Когда в семье Алексеевых родилась Вера, Арсению — младшему ребенку — было чуть больше двух лет. К этому времени он только начинал говорить. Сеня ждал сестру: он знал, что она находится в животе у мамы и скоро должна быть дома. Главный вопрос появился, когда Тамара вернулась из больницы после родов: «Где ляля?». Чем дольше длилась больничная история, тем настойчивее он спрашивал об этом. Сеня родился в Бразилии, где работает муж Тамары, здоровым и крепким ребенком. Но начало второй беременности Тамары совпало с эпидемией вируса Зика. Алексеевы вернулись в Россию, чтобы снизить риски.
Несмотря на то, что врачи до последнего исключали генетическую патологию, Вера родилась с синдромом Эдвардса. Это неизлечимое генетическое заболевание с множественными пороками развития, самым серьезным из которых для Веры оказался порок сердца. Через месяц порок оперировали, но девочка так и не смогла выбраться из тяжелого состояния после операции. Еще месяц она провела на искусственной вентиляции легких. Вера умерла, так и не попав домой из реанимации. Все это время Сеня знал, что мама находится рядом с сестрой, которая болеет. Семья старалась держаться вместе, меняя съемные квартиры вслед за малышкой, которую переводили из одной подмосковной реанимации в другую. Сеня почти все время был рядом с родителями, по-своему все переживал и анализировал ситуацию. Он не плакал, но пытался объяснить, что ему очень грустно. Вера умерла 4 октября в подольской реанимации. Сене сказали о смерти сестры в день похорон. Ему объяснили, что она не приедет из больницы домой. «Не ляля? Ляля не?», — тогда он мог сказать только это. Сейчас он уже знает ее имя, пересказывает маме сны с Верой и всегда сам выбирает цветы на ее могилку. Тамара Пушанко — о том, как Сеня относится к смерти Веры «Мы с мужем решили быть искренними с ребенком с самого начала, когда только узнали о болезни Веры. Иначе было нельзя — эмоции зашкаливали. Арсений все видел и чувствовал.

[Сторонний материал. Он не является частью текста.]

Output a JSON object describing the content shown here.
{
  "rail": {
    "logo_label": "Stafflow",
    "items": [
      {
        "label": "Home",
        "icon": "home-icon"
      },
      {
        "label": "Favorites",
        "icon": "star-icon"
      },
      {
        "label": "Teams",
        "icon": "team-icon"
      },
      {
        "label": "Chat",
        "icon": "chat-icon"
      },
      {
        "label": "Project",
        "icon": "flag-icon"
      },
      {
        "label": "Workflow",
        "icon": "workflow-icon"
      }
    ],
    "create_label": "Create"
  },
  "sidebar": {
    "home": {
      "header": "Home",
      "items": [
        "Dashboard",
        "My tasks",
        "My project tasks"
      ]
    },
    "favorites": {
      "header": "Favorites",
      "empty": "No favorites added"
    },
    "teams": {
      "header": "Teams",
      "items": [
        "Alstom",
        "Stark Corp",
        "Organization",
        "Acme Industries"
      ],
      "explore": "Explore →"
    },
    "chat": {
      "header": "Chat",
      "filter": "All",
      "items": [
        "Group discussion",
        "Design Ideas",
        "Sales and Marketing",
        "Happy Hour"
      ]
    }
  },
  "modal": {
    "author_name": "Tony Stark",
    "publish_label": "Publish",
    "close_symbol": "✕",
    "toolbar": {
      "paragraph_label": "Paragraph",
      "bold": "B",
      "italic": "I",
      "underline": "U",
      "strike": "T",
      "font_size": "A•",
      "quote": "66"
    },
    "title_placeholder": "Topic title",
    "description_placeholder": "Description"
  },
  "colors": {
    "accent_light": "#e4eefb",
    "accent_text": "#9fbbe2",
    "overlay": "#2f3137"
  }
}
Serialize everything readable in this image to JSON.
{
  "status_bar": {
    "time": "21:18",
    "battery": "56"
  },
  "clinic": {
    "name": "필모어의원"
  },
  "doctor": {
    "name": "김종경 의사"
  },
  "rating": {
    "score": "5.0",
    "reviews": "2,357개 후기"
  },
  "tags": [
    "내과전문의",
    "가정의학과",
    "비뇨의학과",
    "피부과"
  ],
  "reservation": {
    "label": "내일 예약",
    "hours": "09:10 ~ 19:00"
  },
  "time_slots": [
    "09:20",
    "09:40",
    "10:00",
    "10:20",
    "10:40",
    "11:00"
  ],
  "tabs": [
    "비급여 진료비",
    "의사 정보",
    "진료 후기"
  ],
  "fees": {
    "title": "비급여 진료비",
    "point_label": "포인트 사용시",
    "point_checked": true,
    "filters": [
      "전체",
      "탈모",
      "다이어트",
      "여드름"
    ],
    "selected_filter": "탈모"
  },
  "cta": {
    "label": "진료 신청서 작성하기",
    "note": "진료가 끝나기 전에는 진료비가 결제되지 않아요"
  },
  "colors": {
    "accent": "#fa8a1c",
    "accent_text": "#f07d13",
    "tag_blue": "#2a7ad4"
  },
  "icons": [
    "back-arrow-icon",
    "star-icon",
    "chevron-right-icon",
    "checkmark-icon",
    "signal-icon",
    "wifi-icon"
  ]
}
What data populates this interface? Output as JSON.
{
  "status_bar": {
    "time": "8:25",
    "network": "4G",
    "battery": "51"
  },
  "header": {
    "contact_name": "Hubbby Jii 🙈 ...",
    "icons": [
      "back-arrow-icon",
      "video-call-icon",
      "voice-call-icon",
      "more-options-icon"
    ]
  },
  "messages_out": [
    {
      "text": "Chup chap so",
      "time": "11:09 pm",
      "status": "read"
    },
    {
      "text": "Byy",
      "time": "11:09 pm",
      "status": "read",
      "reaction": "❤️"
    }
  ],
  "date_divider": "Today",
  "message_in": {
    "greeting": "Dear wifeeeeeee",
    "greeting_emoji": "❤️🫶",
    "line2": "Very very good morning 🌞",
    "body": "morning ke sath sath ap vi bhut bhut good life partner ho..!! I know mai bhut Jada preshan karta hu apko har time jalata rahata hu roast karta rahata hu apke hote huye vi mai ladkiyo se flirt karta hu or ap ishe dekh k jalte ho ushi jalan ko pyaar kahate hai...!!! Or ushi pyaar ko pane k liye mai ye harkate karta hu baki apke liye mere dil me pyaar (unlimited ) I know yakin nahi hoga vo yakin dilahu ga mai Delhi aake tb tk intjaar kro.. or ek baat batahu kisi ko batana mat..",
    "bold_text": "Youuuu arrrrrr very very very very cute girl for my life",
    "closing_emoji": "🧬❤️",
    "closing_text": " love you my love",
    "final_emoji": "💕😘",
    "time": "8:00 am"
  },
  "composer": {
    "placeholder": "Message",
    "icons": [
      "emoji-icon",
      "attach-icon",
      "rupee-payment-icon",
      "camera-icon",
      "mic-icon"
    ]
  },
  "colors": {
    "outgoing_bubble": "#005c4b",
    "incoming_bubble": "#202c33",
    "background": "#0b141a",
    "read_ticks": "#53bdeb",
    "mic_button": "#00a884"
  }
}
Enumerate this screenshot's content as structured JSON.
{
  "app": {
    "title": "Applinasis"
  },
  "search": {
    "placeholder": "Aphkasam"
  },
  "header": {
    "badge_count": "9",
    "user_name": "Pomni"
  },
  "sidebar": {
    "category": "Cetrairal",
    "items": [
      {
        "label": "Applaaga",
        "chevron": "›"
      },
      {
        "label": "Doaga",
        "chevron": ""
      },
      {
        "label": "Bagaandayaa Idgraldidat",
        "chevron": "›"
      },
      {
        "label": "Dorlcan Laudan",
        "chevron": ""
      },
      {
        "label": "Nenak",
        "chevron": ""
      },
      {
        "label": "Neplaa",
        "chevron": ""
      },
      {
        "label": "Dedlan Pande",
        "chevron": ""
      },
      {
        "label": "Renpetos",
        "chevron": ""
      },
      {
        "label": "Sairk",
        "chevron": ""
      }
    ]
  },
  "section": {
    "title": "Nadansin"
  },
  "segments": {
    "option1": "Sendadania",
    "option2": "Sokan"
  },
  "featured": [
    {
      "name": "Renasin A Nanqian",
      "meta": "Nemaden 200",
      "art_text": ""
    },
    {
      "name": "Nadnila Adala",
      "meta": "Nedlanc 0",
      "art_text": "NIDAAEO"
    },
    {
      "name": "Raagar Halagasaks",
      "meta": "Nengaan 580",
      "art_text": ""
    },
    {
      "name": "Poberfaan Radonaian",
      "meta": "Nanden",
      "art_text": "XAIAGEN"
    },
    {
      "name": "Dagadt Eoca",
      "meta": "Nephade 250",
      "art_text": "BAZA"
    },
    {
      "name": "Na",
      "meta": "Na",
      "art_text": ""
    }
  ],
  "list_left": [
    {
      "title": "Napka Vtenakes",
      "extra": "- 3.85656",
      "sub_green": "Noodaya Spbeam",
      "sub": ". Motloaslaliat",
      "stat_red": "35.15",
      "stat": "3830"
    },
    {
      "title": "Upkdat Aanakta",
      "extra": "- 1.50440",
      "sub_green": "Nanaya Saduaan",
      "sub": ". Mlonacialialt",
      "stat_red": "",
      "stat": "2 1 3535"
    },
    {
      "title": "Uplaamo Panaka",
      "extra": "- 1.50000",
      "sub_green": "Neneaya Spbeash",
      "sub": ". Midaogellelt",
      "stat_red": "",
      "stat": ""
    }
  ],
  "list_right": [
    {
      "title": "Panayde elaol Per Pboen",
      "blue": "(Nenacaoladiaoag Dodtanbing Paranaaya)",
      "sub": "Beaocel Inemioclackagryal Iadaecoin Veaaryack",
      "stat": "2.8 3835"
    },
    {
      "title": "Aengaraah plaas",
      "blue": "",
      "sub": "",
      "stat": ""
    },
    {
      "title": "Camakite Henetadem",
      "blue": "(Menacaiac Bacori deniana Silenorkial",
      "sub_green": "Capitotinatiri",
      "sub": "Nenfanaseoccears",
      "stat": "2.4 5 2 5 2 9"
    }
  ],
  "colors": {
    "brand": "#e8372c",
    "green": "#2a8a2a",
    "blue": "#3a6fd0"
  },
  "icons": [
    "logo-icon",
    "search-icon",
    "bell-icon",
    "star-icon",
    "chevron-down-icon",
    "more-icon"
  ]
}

Если я плакала, он поворачивал меня к себе, смотрел в глаза и улыбался, пытаясь развеселить, целовал и говорил: "Не плачь, мама". Когда мы с мужем, разбитые и подавленные, долго разговаривали на кухне, малыш уходил заниматься своими делами: играл или листал книжки один. После операции Веры мы все были вынуждены расстаться — муж улетел в Бразилию на работу, Арсений уехал на дачу к моим родителям, я оставалась с малышкой в Подольске до самого конца.
Мы снова собрались вместе после смерти Веры. Решение взять Сеню на похороны не обсуждалось — по-другому было просто нельзя. Каждый раз, когда я уезжала на велосипеде из дома в больницу, он говорил: «Мама пипетта ляля бо, и мне пипетта ляля!» (мама едет на велосипеде к больной ляле, и я поеду на велосипеде к ляле). А однажды малыш, выяснив, что мы собираемся по каким-то другим делам, не к ляле, предложил нас заменить, поехать к ней: «ляля не буди один, мне ляля» — чтобы ей не оставаться одной. Он очень хотел ее увидеть, но, конечно, его не могли пустить в реанимацию.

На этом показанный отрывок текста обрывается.